Principal Chief Chuck Hoskin Jr. gave the keynote address during the inauguration ceremony, which also included remarks by Deputy Chief Bryan Warner, Speaker of the Council of the Cherokee Nation Joe Byrd, and Chief of Staff Todd Enlow.

“I am proud to see this group of young Cherokees stepping up to serve their communities and to provide important feedback to Cherokee Nation leadership,” Chief Hoskin said. “They are to be commended for their efforts, and Deputy Chief Warner and I look forward to the great things they are sure to accomplish as they serve on the Tribal Youth Council.”

The 17-member youth council will have an opportunity to help shape future tribal policy by learning the Cherokee Nation Constitution and bylaws.

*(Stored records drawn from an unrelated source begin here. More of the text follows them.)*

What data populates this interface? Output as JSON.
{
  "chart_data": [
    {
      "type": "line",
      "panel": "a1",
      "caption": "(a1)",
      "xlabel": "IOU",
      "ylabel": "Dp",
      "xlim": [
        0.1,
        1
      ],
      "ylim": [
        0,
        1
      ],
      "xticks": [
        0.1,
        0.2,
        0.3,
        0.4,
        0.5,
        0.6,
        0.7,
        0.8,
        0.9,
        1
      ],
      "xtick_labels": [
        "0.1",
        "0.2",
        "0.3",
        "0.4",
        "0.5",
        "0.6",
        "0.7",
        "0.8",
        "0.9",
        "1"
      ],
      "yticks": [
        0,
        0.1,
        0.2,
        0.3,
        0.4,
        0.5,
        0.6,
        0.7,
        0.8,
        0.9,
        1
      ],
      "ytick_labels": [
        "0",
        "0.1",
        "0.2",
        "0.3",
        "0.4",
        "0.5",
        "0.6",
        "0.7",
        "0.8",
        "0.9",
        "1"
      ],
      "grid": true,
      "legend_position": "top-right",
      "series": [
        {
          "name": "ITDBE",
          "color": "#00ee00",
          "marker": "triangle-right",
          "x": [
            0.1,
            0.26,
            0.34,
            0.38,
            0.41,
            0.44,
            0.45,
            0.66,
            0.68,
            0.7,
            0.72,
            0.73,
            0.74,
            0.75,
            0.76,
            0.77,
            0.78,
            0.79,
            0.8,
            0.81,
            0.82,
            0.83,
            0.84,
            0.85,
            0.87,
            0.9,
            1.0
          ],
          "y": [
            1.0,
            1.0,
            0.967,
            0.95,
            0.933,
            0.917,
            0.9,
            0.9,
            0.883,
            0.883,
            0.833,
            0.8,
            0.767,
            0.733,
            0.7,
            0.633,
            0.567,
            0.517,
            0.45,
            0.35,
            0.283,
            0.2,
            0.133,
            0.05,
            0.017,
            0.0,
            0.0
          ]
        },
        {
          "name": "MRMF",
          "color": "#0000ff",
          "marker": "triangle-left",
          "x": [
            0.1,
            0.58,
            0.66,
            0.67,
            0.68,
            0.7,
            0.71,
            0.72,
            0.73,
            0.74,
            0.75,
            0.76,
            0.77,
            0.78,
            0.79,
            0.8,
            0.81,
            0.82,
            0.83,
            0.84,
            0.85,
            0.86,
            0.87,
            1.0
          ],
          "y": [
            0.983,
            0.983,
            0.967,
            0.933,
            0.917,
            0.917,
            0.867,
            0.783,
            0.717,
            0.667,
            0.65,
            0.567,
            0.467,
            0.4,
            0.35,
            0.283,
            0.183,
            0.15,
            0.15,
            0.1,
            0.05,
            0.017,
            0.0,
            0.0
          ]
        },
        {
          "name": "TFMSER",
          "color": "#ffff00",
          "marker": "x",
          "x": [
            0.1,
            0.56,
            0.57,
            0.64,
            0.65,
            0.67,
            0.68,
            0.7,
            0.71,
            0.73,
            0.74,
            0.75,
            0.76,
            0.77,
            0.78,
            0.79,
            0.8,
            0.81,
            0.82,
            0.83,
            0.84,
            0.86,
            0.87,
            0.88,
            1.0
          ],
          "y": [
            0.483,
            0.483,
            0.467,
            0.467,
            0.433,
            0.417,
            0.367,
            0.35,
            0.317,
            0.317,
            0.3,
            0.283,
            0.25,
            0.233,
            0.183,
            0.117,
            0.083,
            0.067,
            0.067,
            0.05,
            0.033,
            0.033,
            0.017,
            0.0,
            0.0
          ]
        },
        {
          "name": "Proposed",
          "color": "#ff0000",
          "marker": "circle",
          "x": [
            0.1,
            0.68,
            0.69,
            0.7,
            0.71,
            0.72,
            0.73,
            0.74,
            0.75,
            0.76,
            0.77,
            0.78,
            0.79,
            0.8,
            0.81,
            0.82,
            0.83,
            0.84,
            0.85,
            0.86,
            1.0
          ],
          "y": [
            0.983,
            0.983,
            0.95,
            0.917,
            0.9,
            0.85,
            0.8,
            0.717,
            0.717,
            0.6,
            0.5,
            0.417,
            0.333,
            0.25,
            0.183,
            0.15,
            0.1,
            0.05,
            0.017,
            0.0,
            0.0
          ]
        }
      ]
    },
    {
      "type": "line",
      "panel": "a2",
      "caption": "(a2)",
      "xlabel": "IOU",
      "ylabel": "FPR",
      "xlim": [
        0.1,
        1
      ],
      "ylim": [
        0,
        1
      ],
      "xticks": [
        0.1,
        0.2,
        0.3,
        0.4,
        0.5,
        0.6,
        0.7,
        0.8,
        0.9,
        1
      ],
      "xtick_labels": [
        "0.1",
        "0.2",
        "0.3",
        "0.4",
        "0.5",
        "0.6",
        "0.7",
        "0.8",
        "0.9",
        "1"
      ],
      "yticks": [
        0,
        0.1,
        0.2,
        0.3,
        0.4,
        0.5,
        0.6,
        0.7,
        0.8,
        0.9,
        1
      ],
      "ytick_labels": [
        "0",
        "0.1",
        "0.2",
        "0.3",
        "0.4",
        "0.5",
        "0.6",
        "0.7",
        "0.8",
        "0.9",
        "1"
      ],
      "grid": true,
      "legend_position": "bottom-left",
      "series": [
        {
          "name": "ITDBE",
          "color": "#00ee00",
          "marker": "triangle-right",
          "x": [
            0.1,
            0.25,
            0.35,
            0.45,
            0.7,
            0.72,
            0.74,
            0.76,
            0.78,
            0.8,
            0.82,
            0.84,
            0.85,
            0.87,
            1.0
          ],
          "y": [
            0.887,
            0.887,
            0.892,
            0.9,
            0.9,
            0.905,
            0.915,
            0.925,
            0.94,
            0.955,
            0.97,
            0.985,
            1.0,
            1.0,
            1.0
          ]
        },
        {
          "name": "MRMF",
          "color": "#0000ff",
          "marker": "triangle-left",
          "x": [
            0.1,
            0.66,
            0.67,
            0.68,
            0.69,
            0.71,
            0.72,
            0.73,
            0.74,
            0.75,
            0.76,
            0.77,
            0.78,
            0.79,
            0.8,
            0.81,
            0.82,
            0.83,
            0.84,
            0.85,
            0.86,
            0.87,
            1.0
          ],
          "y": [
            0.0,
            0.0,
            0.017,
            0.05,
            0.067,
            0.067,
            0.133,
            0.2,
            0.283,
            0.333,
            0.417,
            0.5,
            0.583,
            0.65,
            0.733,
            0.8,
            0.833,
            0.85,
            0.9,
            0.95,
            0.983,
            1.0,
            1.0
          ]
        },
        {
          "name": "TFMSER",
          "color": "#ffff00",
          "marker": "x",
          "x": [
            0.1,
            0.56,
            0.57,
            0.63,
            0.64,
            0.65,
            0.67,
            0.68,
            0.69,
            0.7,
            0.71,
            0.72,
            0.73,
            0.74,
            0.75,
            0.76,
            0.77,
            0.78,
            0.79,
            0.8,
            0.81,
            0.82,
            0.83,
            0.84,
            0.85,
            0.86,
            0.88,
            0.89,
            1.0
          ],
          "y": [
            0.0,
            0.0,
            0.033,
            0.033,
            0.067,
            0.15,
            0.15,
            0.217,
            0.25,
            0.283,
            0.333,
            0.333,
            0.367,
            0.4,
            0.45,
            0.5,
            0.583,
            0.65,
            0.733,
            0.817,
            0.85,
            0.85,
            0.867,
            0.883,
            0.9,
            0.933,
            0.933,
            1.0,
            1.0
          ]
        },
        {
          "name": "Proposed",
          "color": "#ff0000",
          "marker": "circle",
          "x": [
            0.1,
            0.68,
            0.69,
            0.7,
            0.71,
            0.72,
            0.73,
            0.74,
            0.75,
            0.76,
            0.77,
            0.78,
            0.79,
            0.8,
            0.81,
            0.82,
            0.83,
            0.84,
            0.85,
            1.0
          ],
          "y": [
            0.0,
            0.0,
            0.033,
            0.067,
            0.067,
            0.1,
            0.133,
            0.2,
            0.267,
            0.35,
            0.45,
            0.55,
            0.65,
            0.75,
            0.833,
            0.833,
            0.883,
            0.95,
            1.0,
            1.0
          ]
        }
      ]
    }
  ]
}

“It is an honor to serve on the Cherokee Nation Tribal Youth Council and it means a lot to me to be in this position of leadership,” said Zane Harbaugh, a Tribal Youth Councilor from Owasso. “I hope to learn more about the history of the Cherokee people and more about our culture and traditions.”

The Tribal Youth Council also strives to identify issues affecting Cherokee youths, and to pass on recommendations to the Tribal Council and Cherokee Nation administration.

“Serving as a member of the Cherokee Nation Tribal Youth Council has allowed me to further establish a foundation of knowledge, including the language, history, culture, and government structure of the Cherokee Nation,” said Tribal Youth Council President Chelbie Turtle, of Park Hill. “I am very thankful for the experiences and opportunities the Tribal Youth Council has provided, allowing me to engage and serve the Cherokee people through community service projects. I hope to continue gaining knowledge and developing valuable leadership skills throughout this term.”

The Cherokee Nation Tribal Youth Council leadership program began in 1989. Members meet monthly, but also serve as ambassadors of the Cherokee Nation on a daily basis.

“Serving on the Tribal Youth Council has expanded my knowledge on my Cherokee culture. It has allowed me to grow closer to my tribe by serving my people,” said Abby Lowe, of Wellington, Kan. Lowe serves as Tribal Youth Council parliamentarian and represents at-large communities on the Council. “This will allow me to keep my heritage alive for future generations. Serving as the at-large member, I represent a large citizenship of Cherokee people, and I am so honored to do so.”

Its establishment gives Cherokee youth a platform to learn leadership skills and a chance to service their communities.

"By being a part of Tribal Youth Council, I am able to inspire other Cherokee youth to chase after their dreams, as well as doing my part to learn more about the culture, language, and history of our people,” Lauryn Fields of Sequoyah County said. “I am grateful to the Cherokee Nation for this opportunity to grow and for their continued support of our Nation’s youth."

The 2020-2021 Tribal Youth Council members include Watie Byrd and Madison Walters of Muldrow, Makaya Crisp and Gracyn Rains of Pryor, Kennedy Weedon, Cason Wright and Lauryn Fields of Sallisaw, Jaden Jackson and Zane Harbaugh of Owassa, Baleigh James and Camerin Fite James of Fort Gibson, Taylor Pearce of Rose, Daley Reynolds of Claremore, Charlcie Gatewood of Welch, Abby Lowe of Wellington, Kansas, and Chelbie Turtle and Faith Springwater of Park Hill.